Karlı bir gündür, beyaz ortama hakimidir, beyaz sanki kar tanelerinde saklıdır. Kar altında bir adam, günlük yürüyüşünü yapmaktadır. Beyaz saçlarıyla kara uyum sağlamıştır. O sırada yanına kendisiyle röportaj yapmak isteyen, acemi gazeteci olan güzel bir kadın yaklaşır. Ondan randevu almak için uğraşmış ama alamamıştır, o yüzden bu yolu denemiştir ve başarmıştır.
Bu röportaj hikâyesi bizi Einstein’ın çalışma odasına kadar götürür. Orada ince ince imalar, mizahi vurgular başlar ve tarihi bir yüzleşmeye doğru ilerler oyun. Çünkü oyunun konusu Einstein’ın yaşamıdır ve O’nun hayatı, ilişkileri sorgulanmaktadır…
Bir bilim adamının özel yaşamı, izafiyet ve kuantum teorisinin özel hayata indirgenmesini andırmaktadır.

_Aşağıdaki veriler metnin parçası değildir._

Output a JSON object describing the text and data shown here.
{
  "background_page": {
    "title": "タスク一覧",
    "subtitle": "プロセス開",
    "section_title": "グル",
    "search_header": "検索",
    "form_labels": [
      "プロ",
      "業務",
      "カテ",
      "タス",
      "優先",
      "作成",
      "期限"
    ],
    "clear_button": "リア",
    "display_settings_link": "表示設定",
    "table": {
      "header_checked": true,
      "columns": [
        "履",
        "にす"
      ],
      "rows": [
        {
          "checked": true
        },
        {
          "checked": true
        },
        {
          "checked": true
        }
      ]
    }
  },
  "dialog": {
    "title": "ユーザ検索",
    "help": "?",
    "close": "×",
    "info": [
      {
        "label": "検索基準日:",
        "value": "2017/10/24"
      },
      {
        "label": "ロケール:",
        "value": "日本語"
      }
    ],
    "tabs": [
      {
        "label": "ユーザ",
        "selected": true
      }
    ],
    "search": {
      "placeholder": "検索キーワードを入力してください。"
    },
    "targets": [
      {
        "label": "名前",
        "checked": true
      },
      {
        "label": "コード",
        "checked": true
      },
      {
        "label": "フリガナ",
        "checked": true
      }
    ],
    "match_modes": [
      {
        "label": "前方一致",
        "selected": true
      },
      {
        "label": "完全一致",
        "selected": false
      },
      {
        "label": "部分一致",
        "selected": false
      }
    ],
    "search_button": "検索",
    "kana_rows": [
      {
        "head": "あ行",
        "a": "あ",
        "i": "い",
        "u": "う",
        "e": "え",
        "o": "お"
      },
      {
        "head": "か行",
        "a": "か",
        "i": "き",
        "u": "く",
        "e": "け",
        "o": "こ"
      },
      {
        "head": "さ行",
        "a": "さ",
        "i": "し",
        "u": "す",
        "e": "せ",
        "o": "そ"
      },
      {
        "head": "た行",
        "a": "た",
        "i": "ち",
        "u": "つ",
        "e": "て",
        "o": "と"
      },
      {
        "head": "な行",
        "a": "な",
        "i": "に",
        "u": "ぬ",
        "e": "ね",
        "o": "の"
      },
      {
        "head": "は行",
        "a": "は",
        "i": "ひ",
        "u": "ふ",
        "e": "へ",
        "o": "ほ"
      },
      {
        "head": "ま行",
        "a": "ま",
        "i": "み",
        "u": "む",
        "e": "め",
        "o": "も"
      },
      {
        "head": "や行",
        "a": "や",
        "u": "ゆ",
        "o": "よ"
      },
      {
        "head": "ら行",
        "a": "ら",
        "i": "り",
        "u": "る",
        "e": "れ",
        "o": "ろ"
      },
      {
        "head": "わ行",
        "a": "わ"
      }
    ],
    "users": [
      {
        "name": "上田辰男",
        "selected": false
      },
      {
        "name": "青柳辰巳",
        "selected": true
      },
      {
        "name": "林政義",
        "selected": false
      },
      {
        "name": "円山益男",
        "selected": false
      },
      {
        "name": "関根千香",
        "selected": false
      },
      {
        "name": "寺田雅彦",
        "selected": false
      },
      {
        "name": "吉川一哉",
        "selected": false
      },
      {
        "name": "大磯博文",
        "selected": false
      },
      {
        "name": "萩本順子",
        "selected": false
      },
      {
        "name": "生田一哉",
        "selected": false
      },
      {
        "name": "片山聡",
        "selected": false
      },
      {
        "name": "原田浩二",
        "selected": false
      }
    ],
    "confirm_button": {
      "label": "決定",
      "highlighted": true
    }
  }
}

Oyunun bütünlüğü içinde sıçramalar, savrulmalar olsa da, değişmeyen tek şey “zaman”dır. Olaylar değişir, olgular değişir, bakış açısı değişir ama zaman hep aynıdır ve aynı hızla hareket eder, kimsenin onu durduracak gücü yoktur. İte bu yüzden, Einstein “mutluluğu insanlara değil, amaçlarına bağlı kalarak” aramaya başlar.
Başından farklı insanlarla evlilikler, ilişkiler geçmiştir, iki oğlu vardır Einstein’ın; bir de unutmak istediği kızı ve kendisi gibi çok zeki olduğunu öğrendiği torunu… Aslında hepsiyle mesafelidir çünkü onları kendisini amacından saptıracak birer nesne olarak görür. O sadece amacına odaklanmıştır. O dönem, Amerika’da komünistlere yönelik cadı avı vardır Einstein da hedef haline gelmiştir.
Her şey görecelidir, değişmeyen tek şey zamandır…
Mark St. Germain’in yazdığı oyunu Buğra Koçtepe hem tercüme etmiş, hem yönetmiş, hem de oynamış. Kısaca kendisini bu öykünün içinde yaşar kılmış… Oyuncu, bölümler arasında değişen duygu dünyasını ve iç hesaplaşma yaptığı düşüncelerini seyirciye aktarıyor.. Duygusal geçişler, şaşkınlıklar; analitik düşüncenin getirmiş olduğu ani tepkinin hemen arkasından “tepkisizlik”… Koçtepe, mimikleri, ses ve beden hakimiyeti ile duygusal geçişleri başarıyla seyircisine aktıyor.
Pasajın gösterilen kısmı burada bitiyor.